Grace ne s’attendait pas à cela.

Dans une encre passée, quatre signes à peine lisibles se succédaient :

P G A 3

– 16 –

Grace répondait mécaniquement au salut des collègues qu’elle croisait dans les couloirs du commissariat pour rejoindre son bureau.

— Hey, j’adore quand tu me frôles comme ça ! lança un officier qu’elle manqua de bousculer devant la machine à café.

Elle n’entendit la remarque stupide que dans un lointain brouillard, l’esprit tendu vers la découverte qu’elle venait de faire. Si, comme l’avait affirmé Scott Dyce, elle n’avait cessé de répéter cette succession de trois lettres et un chiffre, c’était forcément parce qu’elle ne voulait pas l’oublier. Pourquoi avait-elle eu une telle importance à ses yeux ? Que signifiait-elle ?

Grace referma la porte de son bureau et, sans prendre le temps de s’asseoir, étala devant elle l’agrandissement de la radiographie qui venait de révéler les quatre signes. Elle fouilla ensuite dans la poche intérieure de sa parka posée sur une chaise, et en sortit le sachet en plastique contenant le morceau de papier qu’elle avait trouvé derrière la prise électrique de sa chambre d’enfance. La série de sept symboles « S K 2 » puis « P G A 3 » se déroula sous ses yeux. Les deux parties devaient être liées, mais comment interpréter cette étrange suite ?

Les mains calées sur le rebord du bureau, surplombant les deux documents, Grace s’agaçait d’être incapable de décrypter un message qu’elle s’était laissé à elle-même plus de vingt ans auparavant. Mais le traumatisme de son enlèvement avait parcellé sa mémoire. Une faille qu’elle avait dû sentir se développer très tôt en elle pour s’être empressée de répéter « P G A 3 » à l’inspecteur. Plus tard, elle avait probablement été surprise par une autre réminiscence et avait pris soin de consigner « S K 2 » sur un bout de papier.

Elle recopia chaque signe sur une feuille et les découpa un à un afin de les agencer librement, pour tenter de former quelque chose d’intelligible. Après dix minutes de manipulation fiévreuse, rien de cohérent n’était sorti de ses combinaisons.

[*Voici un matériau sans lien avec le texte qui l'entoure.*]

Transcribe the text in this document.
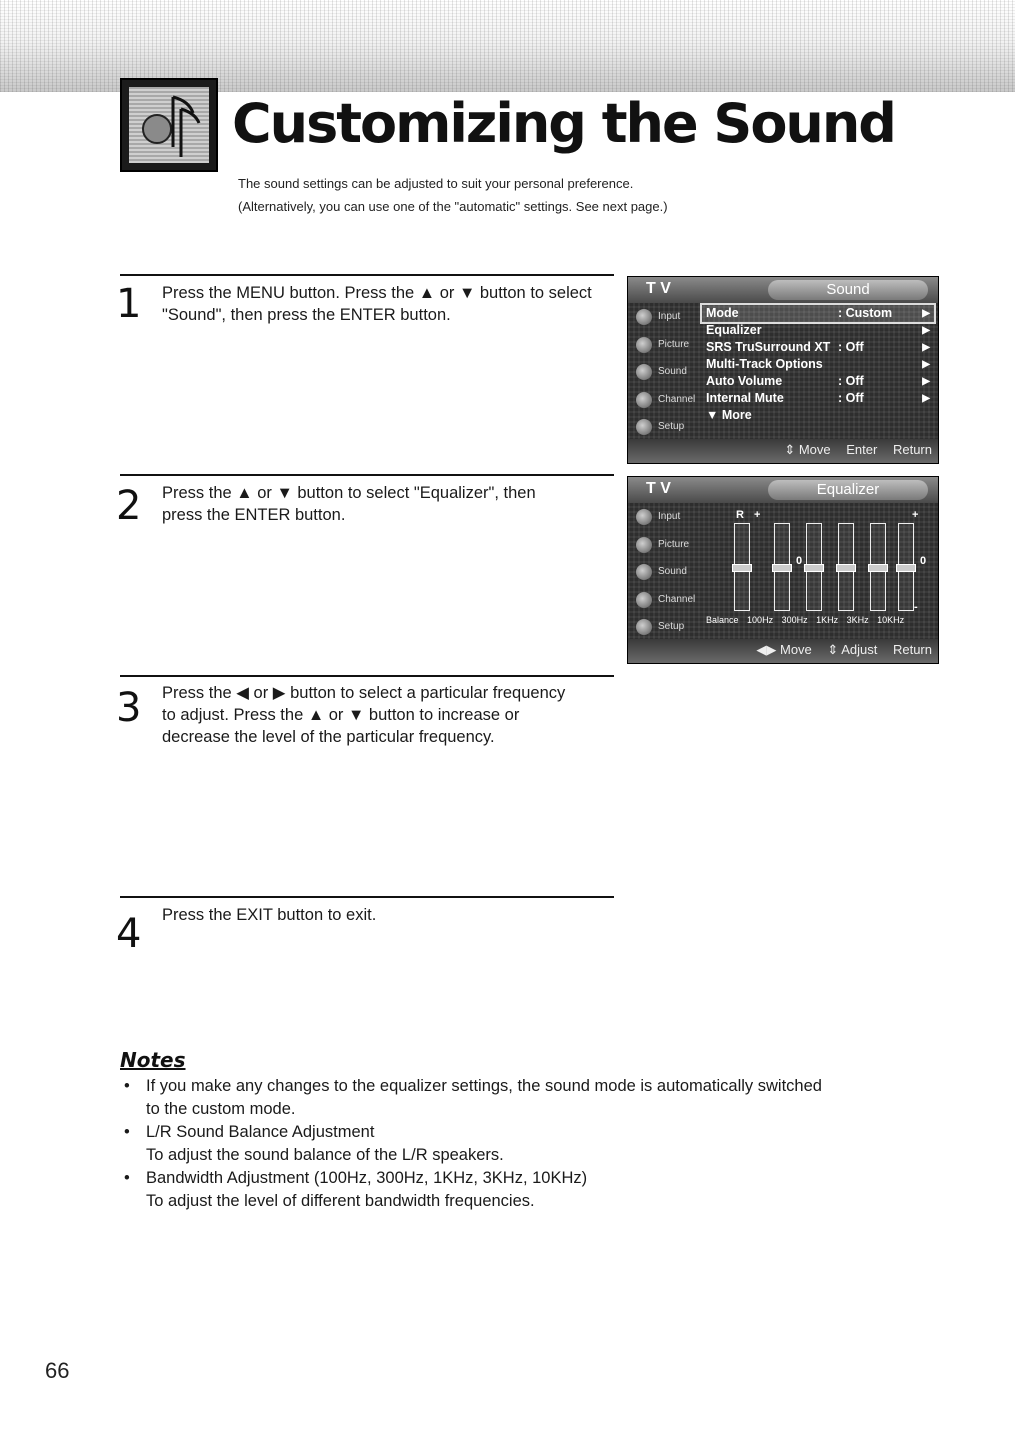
Customizing the Sound
The sound settings can be adjusted to suit your personal preference.
(Alternatively, you can use one of the "automatic" settings. See next page.)
1 Press the MENU button. Press the ▲ or ▼ button to select
"Sound", then press the ENTER button.
2 Press the ▲ or ▼ button to select "Equalizer", then
press the ENTER button.
3 Press the ◀ or ▶ button to select a particular frequency
to adjust. Press the ▲ or ▼ button to increase or
decrease the level of the particular frequency.
4 Press the EXIT button to exit.
T V	Sound
Input
Picture
Sound
Channel
Setup
Mode	: Custom	▶
Equalizer	▶
SRS TruSurround XT : Off	▶
Multi-Track Options	▶
Auto Volume	: Off	▶
Internal Mute	: Off	▶
▼ More
⇕ Move Enter Return
T V	Equalizer
Input
Picture
Sound
Channel
Setup
R +	+
0	0
-
Balance 100Hz 300Hz 1KHz 3KHz 10KHz
◀▶ Move ⇕ Adjust Return
Notes
• If you make any changes to the equalizer settings, the sound mode is automatically switched
to the custom mode.
• L/R Sound Balance Adjustment
To adjust the sound balance of the L/R speakers.
• Bandwidth Adjustment (100Hz, 300Hz, 1KHz, 3KHz, 10KHz)
To adjust the level of different bandwidth frequencies.
66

Elle décida de revenir à l’ordre de départ. Si elle les avait mémorisés ainsi à l’époque, c’est que cela avait son importance. Elle replaça les papiers devant elle et les groupa par deux, puis par trois, et soudain, un flash. Grace n’eut pas le temps de s’asseoir. Le vertige fut si brutal qu’il la contraignit à poser un genou à terre.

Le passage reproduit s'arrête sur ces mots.